Hurricane season is three weeks away, officially running from June 1 to Nov. 30, with September being prime time for big hurricane strikes.
Even though devastating Sandy pummeled the East coast during the month of October, the super storm sits in a category all by itself. A killer storm unleashing all of its fury upon residents whom at the very least never really had to deal with hurricanes—and even with all the dire predictions never could really grasp if this could truly be.
I remember forecasting Sandy to all my Twitter followers and eventually being called by the Howard Stern Show to help prepare for the upcoming storm. Never did I see so many of Howard’s team actually deeply concerned and Howard himself concerned, especially for his parents living on Long Island.
When I got on that morning and was quickly escorted into the studio, I was nervous as hell, not because I was going on his show but I had a terrible feeling inside me. In all my 30 years of forecasting, (including the Air Force) Hurricane Andrew, Katrina, Hugo, etc., Sandy was a storm so massive in size, and heading directly from East to West and was going to slam into the New Jersey Shore in combination with an astronomical high tide and completely flood hugely populated areas from New Jersey to Massachussetts.
When I was forecasting the Queens-Midtown tunnel to flood and that the Jersey shore would have a reconfigured coastline, and western sections of Long Island would experience unprecedented flooding, it made me sick inside.
There was extreme pressure to get the word out, without creating panic, and hoping folks would heed the warnings, despite hearing dire predictions before only to flee for nothing. If you’re a meteorologist and you’re forecasting this to happen and it doesn’t, you are completely crucified. If you underplay it and people lives are lost, you get crucified. And trust me, deservedly so.
Nobody feels worse about it then the meteorologist who got it wrong.
I know thousands of people are still suffering because of Sandy and I’m worried because we will continue to be in a cycle of extreme weather throughout our lifetimes and our children’s lifetimes.
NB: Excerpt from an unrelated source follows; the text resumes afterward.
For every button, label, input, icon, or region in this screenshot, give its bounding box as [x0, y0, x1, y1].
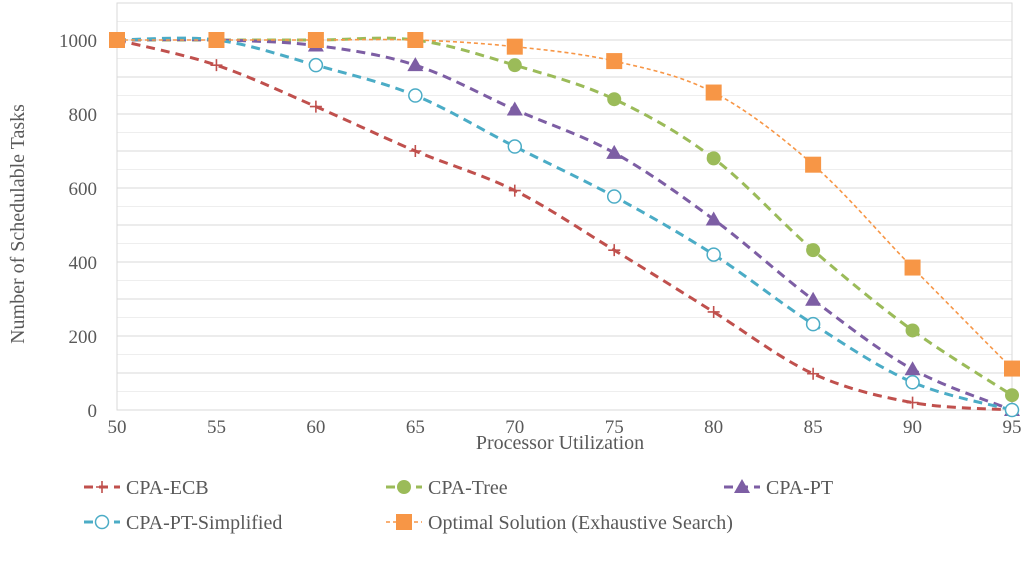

The forecast for this upcoming Hurricane season is explosive. All the top forecasting hurricane experts in the country are predicting 18-19 named storms. The average is 12. Nine of those could become become hurricanes. The average is 6.5. Four could have major winds—111 mph plus. The average is 2.
And the most startling prediction: The probability of a major hurricane striking somewhere along the entire U.S coastline stands at 72 percent (average for century is 52 percent).
And to narrow it down, the probability of an East coast strike on our shores stands at 48 percent. The average for the century is 31 percent.
I’m not being an alarmist, just stating the facts. Building structure codes along our coastlines will be changing as our precious coastline shrinks away.
Houses can be re-built, peoples lives cannot.